Inflation seen as key near-term challenge for Vietnam’s economy: HSBC

Over the past month, 10 out of 11 major consumer goods categories saw price increases.

Vietnam should closely monitor near-term inflation amidst slowing domestic purchasing power, according to HSBC in its latest economic report on Vietnam.

 Production at Garment 10 Company. Photo: Khac Kien/The Hanoi Times

Data from the General Statistics Office revealed that the Consumer Price Index (CPI) last month rose by 4.44% year-on-year. This inflation rate is nearing the 4.5% ceiling set by the State Bank of Vietnam (SBV), a situation that warrants attention, HSBC said.

Over the past month, 10 out of 11 major consumer goods categories recorded price increases. The fastest-growing sectors include education, healthcare, construction, and food. A closer analysis reveals a more complex picture.

Specifically, while rice prices in May decreased compared to the previous month, pork prices surged, driving overall food prices up. Although oil prices fell, electricity prices rose. "This points to a multifaceted scenario in the food and energy sectors that requires close monitoring in the short-term," the report said. For the first five months of the year, the CPI increased by 4.03%, primarily driven by rising prices in education, healthcare, housing, and entertainment sectors, according to the General Statistics Office.

Part of the inflationary pressure stems from input costs. Vietnam's high degree of economic openness, makes it vulnerable to global commodity fluctuations, according to HSBC. Last week, the Purchasing Managers' Index (PMI) survey by S&P Global indicated that companies raised their selling prices in May for the first time since February.

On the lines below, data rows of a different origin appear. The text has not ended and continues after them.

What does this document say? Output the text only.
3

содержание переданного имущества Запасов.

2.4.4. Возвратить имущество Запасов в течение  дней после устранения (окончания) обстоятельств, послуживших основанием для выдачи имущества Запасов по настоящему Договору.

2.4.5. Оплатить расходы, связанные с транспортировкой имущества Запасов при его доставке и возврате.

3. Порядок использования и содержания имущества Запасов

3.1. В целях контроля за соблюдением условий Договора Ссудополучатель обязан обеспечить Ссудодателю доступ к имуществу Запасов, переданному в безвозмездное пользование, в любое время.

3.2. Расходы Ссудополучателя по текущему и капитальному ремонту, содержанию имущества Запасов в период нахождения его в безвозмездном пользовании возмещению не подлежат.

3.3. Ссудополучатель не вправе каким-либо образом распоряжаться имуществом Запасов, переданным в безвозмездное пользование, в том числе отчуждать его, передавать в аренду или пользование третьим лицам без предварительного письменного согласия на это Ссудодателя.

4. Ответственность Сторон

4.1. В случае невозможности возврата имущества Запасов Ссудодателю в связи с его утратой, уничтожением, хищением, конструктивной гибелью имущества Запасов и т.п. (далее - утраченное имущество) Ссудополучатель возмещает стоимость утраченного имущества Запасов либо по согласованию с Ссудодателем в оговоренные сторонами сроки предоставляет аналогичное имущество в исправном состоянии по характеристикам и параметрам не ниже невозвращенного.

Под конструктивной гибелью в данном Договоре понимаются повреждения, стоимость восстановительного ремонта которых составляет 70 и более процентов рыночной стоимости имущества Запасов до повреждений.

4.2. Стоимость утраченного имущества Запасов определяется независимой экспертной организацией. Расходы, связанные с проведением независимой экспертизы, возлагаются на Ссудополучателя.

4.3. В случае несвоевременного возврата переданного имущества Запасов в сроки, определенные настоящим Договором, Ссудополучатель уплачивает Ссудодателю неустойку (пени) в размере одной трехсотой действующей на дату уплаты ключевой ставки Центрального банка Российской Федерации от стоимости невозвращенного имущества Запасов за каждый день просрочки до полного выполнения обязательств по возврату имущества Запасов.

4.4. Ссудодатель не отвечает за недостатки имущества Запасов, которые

This increase is due to Vietnamese manufacturers facing higher input costs, driven by the depreciation of the VND against the USD, along with higher fuel and material costs. "The main factor driving up import prices is the weaker VND," explained Yun Liu, an economist covering ASEAN markets at HSBC Global Research.

Recently, exchange rate fluctuations due to persistently high US interest rates have led the State Bank of Vietnam (SBV) to adopt a more proactive stance in managing foreign exchange pressures through more flexible open market operations and adjustments to refinancing rates.

HSBC expects the SBV  to keep its policy rates stable as the economic recovery is still in its early stages, requiring a delicate balance in monetary policy.